Dans les secrets d’une chambre d’hôpital
Nouvelle venue sur la scène littéraire britannique, Emily Elgar nous livre un suspense psychologique glaçant, où les mensonges et les secrets mènent au drame familial.
Tout commence par un accident sur une route de campagne déserte lors d’une nuit glacée d’hiver. Cassie, jeune femme sans histoire, est renversée par une voiture, et le chauffard commet un délit de fuite en l’abandonnant sur le bas-côté de la route. “L’obscurité semble l’attirer en son sein, en une étreinte glaçante tandis qu’elle remonte l’allée et s’enfonce dans une nuit épaisse comme de la mélasse (…).

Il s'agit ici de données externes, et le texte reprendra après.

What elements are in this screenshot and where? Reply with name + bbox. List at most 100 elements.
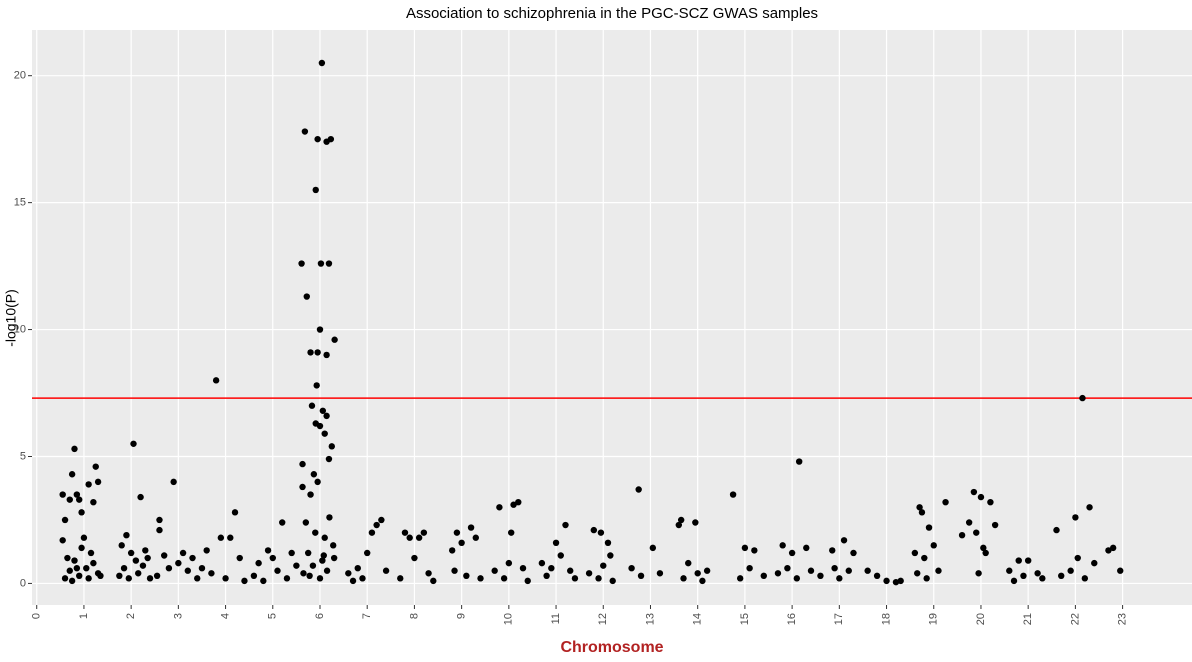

L’éclat soudain des phares de voiture derrière elle la fait tressaillir, comme si, en violant son intimité, ils la surprenaient en train de faire quelque chose que personne n’aurait dû voir…”
Cassie est alors plongée dans un coma artificiel, aux bons soins d’Alice, une infirmière chevronnée, qui aimerait bien comprendre ce qui s’est réellement passé cette nuit-là. Elle voit défiler les proches de Cassie à son chevet : tout d’abord son mari complètement perturbé par les circonstances étranges de l’accident, sa belle-mère apparemment très attachée à Cassie. Alice, qui s’est attachée à la jeune femme, aimerait voir l’enquête avancer, mais aucun élément nouveau ne semble surgir.
Pourtant, un homme connaît la vérité. Frank, qui partage la chambre de Cassie, lui aussi prisonnier de son corps. Atteint du syndrome d’enfermement, il sait que Cassie est en danger, mais il ne peut ni bouger, ni parler. Quelqu’un arrivera-t-il à mettre à jour toute la vérité ou Cassie disparaîtra-t-elle en gardant tous ses secrets ?
Ce premier roman aborde avec profondeur les ravages causés par un accident de la route auprès des proches d’une victime, mais pas seulement. L’auteure construit autour de cet accident une véritable intrigue psycho-policière, où les apparences disparaissent au fil des chapitres pour livrer une terrible vérité dans les dernières pages. Le chagrin causé par le coma artificiel dans lequel est plongée la jeune Cassie se craquelle progressivement pour faire place au doute quant aux sentiments réels des rares visiteurs de la patiente.
La vie dorée qu’elle menait était-elle vraiment le conte de fées dont elle avait rêvée dans son enfance ? Sa famille adoptive ne cherche-t-elle pas à faire d’elle son jouet ?
Autour de Cassie, virevoltent deux autres personnages des plus intéressants : Franck, qui ne peut communiquer avec son environnement, alors que son cerveau est tout à fait opérationnel, et l’infirmière Alice, en mal d’enfant, qui a beaucoup de mal à prendre du recul vis-à-vis de ses patients, et qui fera tout pour connaître la vérité sur ce qui est arrivé à Cassie.
Chacun a une vie personnelle assez compliquée, mais le fait que la narration soit alternée, et que l’intrigue soit tour à tour racontée par un de ces trois personnages permet d’éviter l’ennui, qui, ne le cachons pas nous guettait parfois au bout de quelques chapitres.
L’action ralentit parfois, mais la psychologie des héros est tellement bien ciselée que l’on finit ce livre en se disant que c’est vraiment un beau coup d’essai pour un premier roman.
franck boussard
Emily Elgar, Une présence dans la nuit, Le Cercle– Belfond, 2018, 400 p. — 21, 00 €.